Decidí que no le daría la satisfacción de verme reaccionar. Les di la espalda y volví a mi silla, recogí mi cuaderno de bocetos y mi lápiz. Me concentré en las líneas del papel, en la fachada de un edificio que existía solo en mi mente. Escuché sus pasos alejarse hacia la casa. Podía sentir la mirada de Leo clavada en mi espalda, pero me negué a voltear. Me aferré a mi calma, a mi pequeño mundo de planos y sueños. Era mi única defensa.

Más tarde esa noche, mientras pasaba por el pasillo hacia mi habitación, escuché voces provenientes del estudio de Ricardo. La puerta estaba entreabierta. Me detuve.

"Leo, por favor" , era la voz de Ricardo, sonaba cansada. "No la molestes. Solo tenemos que ser pacientes. Ella se irá pronto, y entonces la casa será solo nuestra. ¿Entiendes? Solo un poco más" .

Las palabras confirmaron lo que ya sabía. Yo era un obstáculo temporal, una pieza en un tablero que pronto sería retirada. Entré en mi habitación y cerré la puerta, el sonido del clic pareció sellar mi aislamiento.

Horas después, cuando ya estaba en la cama tratando de dormir, la puerta de mi habitación se abrió. Era Ricardo. Se quedó de pie en el umbral, su silueta recortada por la luz del pasillo.
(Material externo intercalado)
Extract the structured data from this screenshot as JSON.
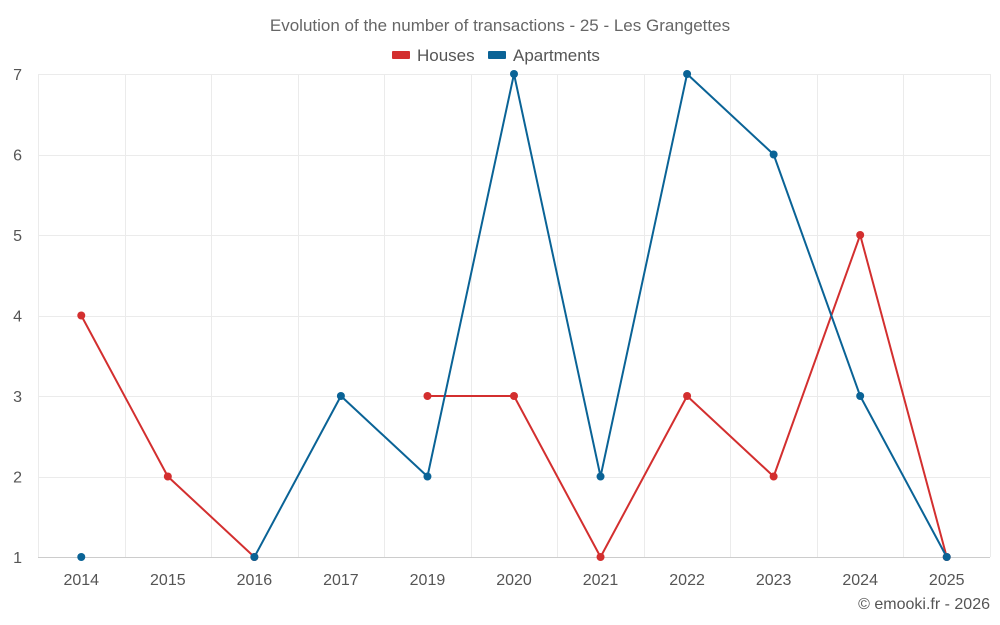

"Elena" , dijo en voz baja. "Nuestro acuerdo… aún no ha terminado. Todavía hay obligaciones que cumplir" .

Me senté en la cama, mi corazón latiendo con una mezcla de confusión y resignación. Entendí a lo que se refería. Era una petición, una exigencia basada en las cláusulas de nuestro contrato. Asentí en silencio, porque un trato era un trato.